Interestingly, before he became king, Bertie exemplified in his position as Duke of York the “guts” and traits of a mindful and capable leader. Not only did he acquire the nickname “Industrial Prince” as he was visiting “coal mines, factories, and rail yards, developing an interest in working conditions”; he also instituted an interesting social experiment: a series of annual summer camps on the Kent coast and in Suffolk to bring boys together from different
backgrounds (Logue & Conradi, 2010, p. 58).It is asserted that the “Duke of York possessed a social conscience and awareness that his elder brother did not” (James, 1998, p. 93). He would exercise these qualities later before his constituents and the microphone, demonstrating a strong sense of integrity and emotional awareness to the causes he defended in the mobilization of Britons before World War II.
Similar to Greenleaf’s (2002) statement that “people who do not live by their conscience will not experience internal integrity and peace of mind”(p. 10), Michael Ray Hopkin, a noted leadership and product management blogger, advances integrity to be “one of the top attributes of a great leader” (para. 1). Bertie’s conscience could not tolerate such indignity in terms of his brother David pursuing a marriage that the royal family deemed illegitimate. He had a “deep
interest in the constitution, the monarchy and its symbolic significance” (Bradford, 1989, p.143). Although his brother David became king for a short period, there was a prevailing sense among the royal court and Britons that it would not last long.

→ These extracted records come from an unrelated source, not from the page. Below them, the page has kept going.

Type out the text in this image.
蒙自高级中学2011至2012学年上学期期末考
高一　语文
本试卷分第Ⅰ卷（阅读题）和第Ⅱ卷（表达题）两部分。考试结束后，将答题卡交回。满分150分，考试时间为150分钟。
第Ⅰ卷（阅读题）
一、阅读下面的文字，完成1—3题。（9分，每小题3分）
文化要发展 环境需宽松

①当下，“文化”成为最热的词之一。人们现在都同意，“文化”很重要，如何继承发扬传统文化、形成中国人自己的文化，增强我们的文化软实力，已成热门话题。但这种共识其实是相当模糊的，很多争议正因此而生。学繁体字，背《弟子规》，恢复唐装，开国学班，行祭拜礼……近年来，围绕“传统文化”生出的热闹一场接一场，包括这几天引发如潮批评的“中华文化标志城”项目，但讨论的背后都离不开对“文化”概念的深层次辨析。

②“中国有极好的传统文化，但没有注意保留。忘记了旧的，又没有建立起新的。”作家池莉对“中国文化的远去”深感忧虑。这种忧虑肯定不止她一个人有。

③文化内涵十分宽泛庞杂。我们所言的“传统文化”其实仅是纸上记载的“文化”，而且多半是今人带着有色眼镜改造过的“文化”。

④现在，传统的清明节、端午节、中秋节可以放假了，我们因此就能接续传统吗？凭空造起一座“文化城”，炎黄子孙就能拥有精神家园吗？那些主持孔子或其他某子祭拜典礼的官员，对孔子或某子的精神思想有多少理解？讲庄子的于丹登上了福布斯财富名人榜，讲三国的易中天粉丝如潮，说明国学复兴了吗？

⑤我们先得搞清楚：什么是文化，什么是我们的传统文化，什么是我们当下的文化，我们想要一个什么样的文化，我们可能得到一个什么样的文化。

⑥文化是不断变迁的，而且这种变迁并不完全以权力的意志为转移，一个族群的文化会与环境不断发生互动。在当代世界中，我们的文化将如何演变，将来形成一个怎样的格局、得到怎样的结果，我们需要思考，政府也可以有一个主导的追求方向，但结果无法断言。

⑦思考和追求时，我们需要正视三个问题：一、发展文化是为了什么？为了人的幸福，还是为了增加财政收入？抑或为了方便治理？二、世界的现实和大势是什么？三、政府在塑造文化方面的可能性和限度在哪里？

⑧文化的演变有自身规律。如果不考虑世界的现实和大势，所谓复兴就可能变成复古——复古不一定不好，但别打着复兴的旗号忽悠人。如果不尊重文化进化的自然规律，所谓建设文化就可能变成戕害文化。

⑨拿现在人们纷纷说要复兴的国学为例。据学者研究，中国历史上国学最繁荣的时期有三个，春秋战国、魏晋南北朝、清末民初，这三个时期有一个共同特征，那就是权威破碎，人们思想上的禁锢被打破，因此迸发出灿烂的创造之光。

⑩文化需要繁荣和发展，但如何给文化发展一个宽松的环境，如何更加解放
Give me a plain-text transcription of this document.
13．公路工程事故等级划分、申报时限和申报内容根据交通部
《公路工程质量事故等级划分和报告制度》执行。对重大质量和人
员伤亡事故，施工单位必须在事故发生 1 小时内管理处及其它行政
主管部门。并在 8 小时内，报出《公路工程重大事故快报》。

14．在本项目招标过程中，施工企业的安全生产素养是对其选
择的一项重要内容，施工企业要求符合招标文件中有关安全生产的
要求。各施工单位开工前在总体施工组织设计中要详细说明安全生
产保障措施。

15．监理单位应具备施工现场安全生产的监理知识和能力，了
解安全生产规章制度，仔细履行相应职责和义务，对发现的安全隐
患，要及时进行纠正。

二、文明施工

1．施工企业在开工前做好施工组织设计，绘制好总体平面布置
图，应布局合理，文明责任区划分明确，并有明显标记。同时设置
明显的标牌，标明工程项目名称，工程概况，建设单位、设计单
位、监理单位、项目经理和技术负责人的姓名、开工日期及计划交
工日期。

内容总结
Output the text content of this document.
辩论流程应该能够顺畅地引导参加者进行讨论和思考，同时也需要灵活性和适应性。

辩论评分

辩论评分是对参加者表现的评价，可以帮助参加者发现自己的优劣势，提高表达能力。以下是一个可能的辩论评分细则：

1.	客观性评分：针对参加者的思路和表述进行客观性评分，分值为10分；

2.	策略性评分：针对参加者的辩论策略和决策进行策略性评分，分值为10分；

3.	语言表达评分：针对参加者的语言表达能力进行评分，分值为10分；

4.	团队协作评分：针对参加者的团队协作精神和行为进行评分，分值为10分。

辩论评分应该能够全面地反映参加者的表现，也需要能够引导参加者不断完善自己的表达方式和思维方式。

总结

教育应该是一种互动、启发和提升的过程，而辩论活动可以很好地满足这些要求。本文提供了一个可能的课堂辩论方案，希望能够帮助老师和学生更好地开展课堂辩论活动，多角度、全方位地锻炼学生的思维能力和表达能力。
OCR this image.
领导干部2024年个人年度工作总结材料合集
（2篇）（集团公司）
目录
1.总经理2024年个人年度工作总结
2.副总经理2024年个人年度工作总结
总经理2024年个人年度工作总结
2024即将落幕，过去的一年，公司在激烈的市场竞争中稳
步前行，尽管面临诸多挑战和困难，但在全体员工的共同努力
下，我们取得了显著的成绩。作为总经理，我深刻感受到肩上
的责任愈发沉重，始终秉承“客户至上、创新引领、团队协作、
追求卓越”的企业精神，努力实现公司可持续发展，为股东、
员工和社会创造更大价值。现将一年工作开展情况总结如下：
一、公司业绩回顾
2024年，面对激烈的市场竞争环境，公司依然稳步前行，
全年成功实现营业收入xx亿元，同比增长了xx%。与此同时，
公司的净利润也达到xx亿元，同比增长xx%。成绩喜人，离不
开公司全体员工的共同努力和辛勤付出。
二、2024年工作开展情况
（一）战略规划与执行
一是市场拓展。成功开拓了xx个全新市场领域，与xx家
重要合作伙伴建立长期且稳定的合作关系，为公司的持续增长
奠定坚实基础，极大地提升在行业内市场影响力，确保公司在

King Edward VIII abdicated after 326 days on December 11, 1936 and immediately Bertie became king. Already being aware of the “dignified, dutiful and domestic life” his father had established as the pattern for the British Empire, which was at its apogee then and would be into his reign (Bradford, 1989), now King George VI was “more than ever conscious of his own physical disability and of what he believed to be his inferiority in comparison
with his brother” (Wheeler-Bennett, 1958, p. 293).
Bertie never intended to be king, and all at once he is handed the role in 1936: with his father’s death, his brother’s short tenure, abdication, and his accession to the throne. His feeling of unpreparedness for his duties as king is captured well in the film, particularly when he meets with British Prime Minister Stanley Baldwin to hear his resignation at the advent of the war, thus presenting the king with an even greater challenge — leading in the face
of adversity,uncertainty, and global anxiety. Luckily, Lionel demonstrated unconditional commitment to be
on board with Bertie through thick and thin, even as others were abandoning ship.